Thursday, July 9, 2009

Credit where credit is due

I've just been in Facebook contact with the guy responsible for me becoming a Navy musician.

David Lewis and I were freshman together at Ithaca College, 1966-67. These were not years of widespread academic stability and accomplishment. We formed a guitar/bass duo and played "Eve of Destruction" and "Nashville Cats" for beer in the campus pub. Dave eventually joined the Navy and I transferred to another school. I ran into him in New York City in the late '60s; he had a job playing the French horn in the New London Navy Band, spare time in the city, money in his pocket and not too many complaints beyond haircuts.

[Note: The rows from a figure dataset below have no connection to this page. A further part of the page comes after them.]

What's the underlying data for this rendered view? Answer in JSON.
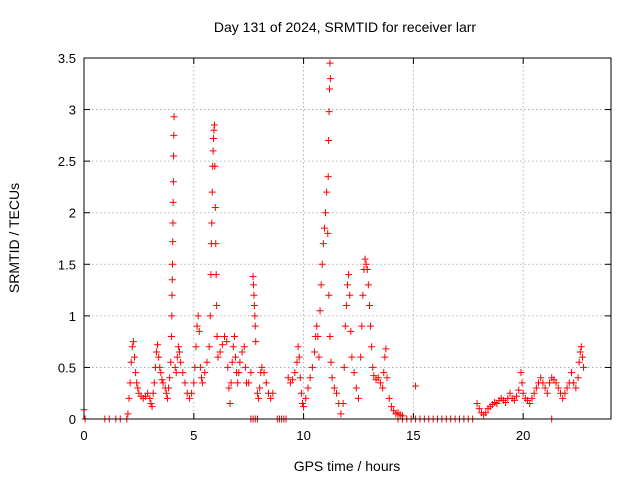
{
  "chart_data": {
    "type": "scatter",
    "title": "Day 131 of 2024, SRMTID for receiver larr",
    "xlabel": "GPS time / hours",
    "ylabel": "SRMTID / TECUs",
    "xlim": [
      0,
      24
    ],
    "ylim": [
      0,
      3.5
    ],
    "x_ticks": [
      0,
      5,
      10,
      15,
      20
    ],
    "x_tick_labels": [
      "0",
      "5",
      "10",
      "15",
      "20"
    ],
    "y_ticks": [
      0,
      0.5,
      1,
      1.5,
      2,
      2.5,
      3,
      3.5
    ],
    "y_tick_labels": [
      "0",
      "0.5",
      "1",
      "1.5",
      "2",
      "2.5",
      "3",
      "3.5"
    ],
    "grid": true,
    "marker": "plus",
    "color": "#ff0000",
    "series": [
      {
        "name": "SRMTID",
        "points": [
          [
            0.0,
            0.09
          ],
          [
            0.05,
            0.0
          ],
          [
            0.95,
            0.0
          ],
          [
            1.15,
            0.0
          ],
          [
            1.45,
            0.0
          ],
          [
            1.65,
            0.0
          ],
          [
            1.95,
            0.0
          ],
          [
            2.0,
            0.05
          ],
          [
            2.05,
            0.2
          ],
          [
            2.1,
            0.35
          ],
          [
            2.15,
            0.55
          ],
          [
            2.2,
            0.7
          ],
          [
            2.25,
            0.75
          ],
          [
            2.3,
            0.6
          ],
          [
            2.35,
            0.45
          ],
          [
            2.4,
            0.35
          ],
          [
            2.45,
            0.3
          ],
          [
            2.5,
            0.25
          ],
          [
            2.6,
            0.22
          ],
          [
            2.7,
            0.2
          ],
          [
            2.8,
            0.22
          ],
          [
            2.9,
            0.25
          ],
          [
            3.0,
            0.2
          ],
          [
            3.05,
            0.15
          ],
          [
            3.1,
            0.12
          ],
          [
            3.15,
            0.25
          ],
          [
            3.2,
            0.35
          ],
          [
            3.25,
            0.5
          ],
          [
            3.3,
            0.65
          ],
          [
            3.35,
            0.72
          ],
          [
            3.4,
            0.6
          ],
          [
            3.45,
            0.5
          ],
          [
            3.5,
            0.45
          ],
          [
            3.55,
            0.38
          ],
          [
            3.6,
            0.35
          ],
          [
            3.7,
            0.3
          ],
          [
            3.75,
            0.25
          ],
          [
            3.8,
            0.2
          ],
          [
            3.85,
            0.3
          ],
          [
            3.9,
            0.4
          ],
          [
            3.95,
            0.55
          ],
          [
            3.98,
            0.8
          ],
          [
            4.0,
            1.0
          ],
          [
            4.01,
            1.2
          ],
          [
            4.02,
            1.35
          ],
          [
            4.03,
            1.5
          ],
          [
            4.04,
            1.72
          ],
          [
            4.05,
            1.9
          ],
          [
            4.06,
            2.1
          ],
          [
            4.07,
            2.3
          ],
          [
            4.08,
            2.55
          ],
          [
            4.09,
            2.75
          ],
          [
            4.1,
            2.93
          ],
          [
            4.15,
            0.5
          ],
          [
            4.2,
            0.45
          ],
          [
            4.25,
            0.6
          ],
          [
            4.3,
            0.7
          ],
          [
            4.35,
            0.65
          ],
          [
            4.4,
            0.55
          ],
          [
            4.5,
            0.45
          ],
          [
            4.6,
            0.35
          ],
          [
            4.7,
            0.25
          ],
          [
            4.8,
            0.2
          ],
          [
            4.9,
            0.25
          ],
          [
            5.0,
            0.35
          ],
          [
            5.05,
            0.5
          ],
          [
            5.1,
            0.7
          ],
          [
            5.15,
            0.9
          ],
          [
            5.2,
            1.0
          ],
          [
            5.25,
            0.85
          ],
          [
            5.3,
            0.5
          ],
          [
            5.35,
            0.4
          ],
          [
            5.4,
            0.35
          ],
          [
            5.5,
            0.45
          ],
          [
            5.6,
            0.55
          ],
          [
            5.7,
            0.7
          ],
          [
            5.75,
            1.0
          ],
          [
            5.78,
            1.4
          ],
          [
            5.8,
            1.7
          ],
          [
            5.82,
            1.9
          ],
          [
            5.84,
            2.2
          ],
          [
            5.86,
            2.45
          ],
          [
            5.88,
            2.6
          ],
          [
            5.9,
            2.72
          ],
          [
            5.92,
            2.8
          ],
          [
            5.94,
            2.85
          ],
          [
            5.96,
            2.45
          ],
          [
            5.98,
            2.05
          ],
          [
            6.0,
            1.7
          ],
          [
            6.02,
            1.4
          ],
          [
            6.04,
            1.1
          ],
          [
            6.06,
            0.8
          ],
          [
            6.1,
            0.6
          ],
          [
            6.2,
            0.65
          ],
          [
            6.3,
            0.72
          ],
          [
            6.4,
            0.8
          ],
          [
            6.5,
            0.75
          ],
          [
            6.55,
            0.5
          ],
          [
            6.6,
            0.3
          ],
          [
            6.65,
            0.15
          ],
          [
            6.7,
            0.35
          ],
          [
            6.75,
            0.55
          ],
          [
            6.8,
            0.7
          ],
          [
            6.85,
            0.8
          ],
          [
            6.9,
            0.6
          ],
          [
            6.95,
            0.45
          ],
          [
            7.0,
            0.35
          ],
          [
            7.05,
            0.45
          ],
          [
            7.1,
            0.55
          ],
          [
            7.2,
            0.65
          ],
          [
            7.3,
            0.7
          ],
          [
            7.35,
            0.5
          ],
          [
            7.4,
            0.35
          ],
          [
            7.5,
            0.35
          ],
          [
            7.6,
            0.45
          ],
          [
            7.6,
            0.0
          ],
          [
            7.7,
            0.0
          ],
          [
            7.8,
            0.0
          ],
          [
            7.9,
            0.0
          ],
          [
            7.7,
            1.38
          ],
          [
            7.72,
            1.3
          ],
          [
            7.74,
            1.2
          ],
          [
            7.76,
            1.1
          ],
          [
            7.78,
            1.0
          ],
          [
            7.8,
            0.9
          ],
          [
            7.82,
            0.75
          ],
          [
            7.9,
            0.25
          ],
          [
            7.95,
            0.2
          ],
          [
            8.0,
            0.3
          ],
          [
            8.05,
            0.45
          ],
          [
            8.1,
            0.5
          ],
          [
            8.2,
            0.45
          ],
          [
            8.3,
            0.35
          ],
          [
            8.4,
            0.25
          ],
          [
            8.5,
            0.2
          ],
          [
            8.6,
            0.25
          ],
          [
            8.8,
            0.0
          ],
          [
            8.9,
            0.0
          ],
          [
            9.0,
            0.0
          ],
          [
            9.1,
            0.0
          ],
          [
            9.2,
            0.0
          ],
          [
            9.3,
            0.4
          ],
          [
            9.4,
            0.35
          ],
          [
            9.5,
            0.38
          ],
          [
            9.6,
            0.45
          ],
          [
            9.7,
            0.55
          ],
          [
            9.75,
            0.7
          ],
          [
            9.8,
            0.6
          ],
          [
            9.85,
            0.4
          ],
          [
            9.9,
            0.25
          ],
          [
            9.95,
            0.15
          ],
          [
            10.0,
            0.12
          ],
          [
            10.1,
            0.2
          ],
          [
            10.2,
            0.3
          ],
          [
            10.3,
            0.4
          ],
          [
            10.4,
            0.5
          ],
          [
            10.5,
            0.65
          ],
          [
            10.55,
            0.8
          ],
          [
            10.6,
            0.9
          ],
          [
            10.65,
            0.8
          ],
          [
            10.7,
            0.6
          ],
          [
            10.75,
            1.05
          ],
          [
            10.8,
            1.3
          ],
          [
            10.85,
            1.5
          ],
          [
            10.9,
            1.7
          ],
          [
            10.95,
            1.85
          ],
          [
            11.0,
            2.0
          ],
          [
            11.05,
            2.2
          ],
          [
            11.1,
            1.8
          ],
          [
            11.15,
            1.2
          ],
          [
            11.2,
            0.8
          ],
          [
            11.25,
            0.55
          ],
          [
            11.12,
            2.35
          ],
          [
            11.14,
            2.7
          ],
          [
            11.16,
            2.98
          ],
          [
            11.18,
            3.2
          ],
          [
            11.2,
            3.45
          ],
          [
            11.22,
            3.3
          ],
          [
            11.3,
            0.4
          ],
          [
            11.4,
            0.3
          ],
          [
            11.5,
            0.25
          ],
          [
            11.6,
            0.15
          ],
          [
            11.7,
            0.05
          ],
          [
            11.8,
            0.15
          ],
          [
            11.85,
            0.5
          ],
          [
            11.9,
            0.9
          ],
          [
            11.95,
            1.1
          ],
          [
            12.0,
            1.3
          ],
          [
            12.05,
            1.4
          ],
          [
            12.1,
            1.2
          ],
          [
            12.15,
            0.85
          ],
          [
            12.2,
            0.6
          ],
          [
            12.3,
            0.45
          ],
          [
            12.4,
            0.3
          ],
          [
            12.5,
            0.2
          ],
          [
            12.6,
            0.6
          ],
          [
            12.65,
            0.9
          ],
          [
            12.7,
            1.2
          ],
          [
            12.75,
            1.45
          ],
          [
            12.8,
            1.55
          ],
          [
            12.85,
            1.5
          ],
          [
            12.9,
            1.45
          ],
          [
            12.95,
            1.3
          ],
          [
            13.0,
            1.1
          ],
          [
            13.05,
            0.9
          ],
          [
            13.1,
            0.7
          ],
          [
            13.15,
            0.5
          ],
          [
            13.2,
            0.42
          ],
          [
            13.3,
            0.38
          ],
          [
            13.4,
            0.4
          ],
          [
            13.5,
            0.35
          ],
          [
            13.6,
            0.3
          ],
          [
            13.65,
            0.45
          ],
          [
            13.7,
            0.6
          ],
          [
            13.75,
            0.68
          ],
          [
            13.8,
            0.4
          ],
          [
            13.9,
            0.2
          ],
          [
            14.0,
            0.12
          ],
          [
            14.1,
            0.08
          ],
          [
            14.2,
            0.05
          ],
          [
            14.3,
            0.06
          ],
          [
            14.4,
            0.04
          ],
          [
            14.5,
            0.03
          ],
          [
            14.3,
            0.0
          ],
          [
            14.5,
            0.0
          ],
          [
            14.7,
            0.0
          ],
          [
            14.9,
            0.0
          ],
          [
            15.1,
            0.0
          ],
          [
            15.3,
            0.0
          ],
          [
            15.5,
            0.0
          ],
          [
            15.7,
            0.0
          ],
          [
            15.9,
            0.0
          ],
          [
            16.1,
            0.0
          ],
          [
            16.3,
            0.0
          ],
          [
            16.5,
            0.0
          ],
          [
            16.7,
            0.0
          ],
          [
            16.9,
            0.0
          ],
          [
            17.1,
            0.0
          ],
          [
            17.3,
            0.0
          ],
          [
            17.5,
            0.0
          ],
          [
            17.7,
            0.0
          ],
          [
            15.1,
            0.32
          ],
          [
            17.9,
            0.15
          ],
          [
            18.0,
            0.1
          ],
          [
            18.1,
            0.06
          ],
          [
            18.2,
            0.04
          ],
          [
            18.3,
            0.06
          ],
          [
            18.4,
            0.1
          ],
          [
            18.5,
            0.12
          ],
          [
            18.6,
            0.14
          ],
          [
            18.7,
            0.16
          ],
          [
            18.8,
            0.15
          ],
          [
            18.9,
            0.18
          ],
          [
            19.0,
            0.2
          ],
          [
            19.1,
            0.18
          ],
          [
            19.2,
            0.16
          ],
          [
            19.3,
            0.2
          ],
          [
            19.4,
            0.25
          ],
          [
            19.5,
            0.2
          ],
          [
            19.6,
            0.18
          ],
          [
            19.7,
            0.22
          ],
          [
            19.8,
            0.28
          ],
          [
            19.9,
            0.45
          ],
          [
            19.95,
            0.35
          ],
          [
            20.0,
            0.25
          ],
          [
            20.1,
            0.2
          ],
          [
            20.2,
            0.18
          ],
          [
            20.3,
            0.15
          ],
          [
            20.4,
            0.2
          ],
          [
            20.5,
            0.25
          ],
          [
            20.6,
            0.3
          ],
          [
            20.7,
            0.35
          ],
          [
            20.8,
            0.4
          ],
          [
            20.9,
            0.35
          ],
          [
            21.0,
            0.3
          ],
          [
            21.1,
            0.25
          ],
          [
            21.2,
            0.35
          ],
          [
            21.3,
            0.4
          ],
          [
            21.4,
            0.38
          ],
          [
            21.5,
            0.35
          ],
          [
            21.6,
            0.3
          ],
          [
            21.7,
            0.25
          ],
          [
            21.8,
            0.2
          ],
          [
            21.9,
            0.25
          ],
          [
            22.0,
            0.3
          ],
          [
            22.1,
            0.35
          ],
          [
            22.2,
            0.45
          ],
          [
            22.3,
            0.35
          ],
          [
            22.4,
            0.3
          ],
          [
            22.5,
            0.4
          ],
          [
            22.55,
            0.55
          ],
          [
            22.6,
            0.65
          ],
          [
            22.65,
            0.7
          ],
          [
            22.7,
            0.6
          ],
          [
            22.75,
            0.5
          ],
          [
            21.3,
            0.0
          ]
        ]
      }
    ]
  }
}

By 1974, I had become a college graduate with a worthless degree in Theater, a half-baked pianist and three-chord guitarist, substitute teaching English as a Foreign Language in Washington, D.C., a job for which my qualifications were the fact that I spoke English and my students didn't, a job I performed with the flair of a longshoreman, a job that combined the joy of root canal work with the job security of a pimp's assistant valet.

One day, while trying to decide whether to spend the afternoon slitting my wrists or jumping off the 14th Street Bridge, I remembered my old classmate who had played in a Navy band. Not knowing the difference between a Navy band and The Navy Band, I set up an audition at the Navy Yard, an event that I will describe in glorious detail one day soon. (Chapter One: On the way to his audition, not having touched a piano in three years, Frank stops in a church, sits down at a broken, wheezing pump organ and runs through "A Foggy Day in London Town" to get warmed up.)

The upshot of it all was a number of years in Navy music for which David Lewis is somewhat responsible. Now that I've found him, I'm not sure whether to send him a thank-you letter or spam him with hate mail.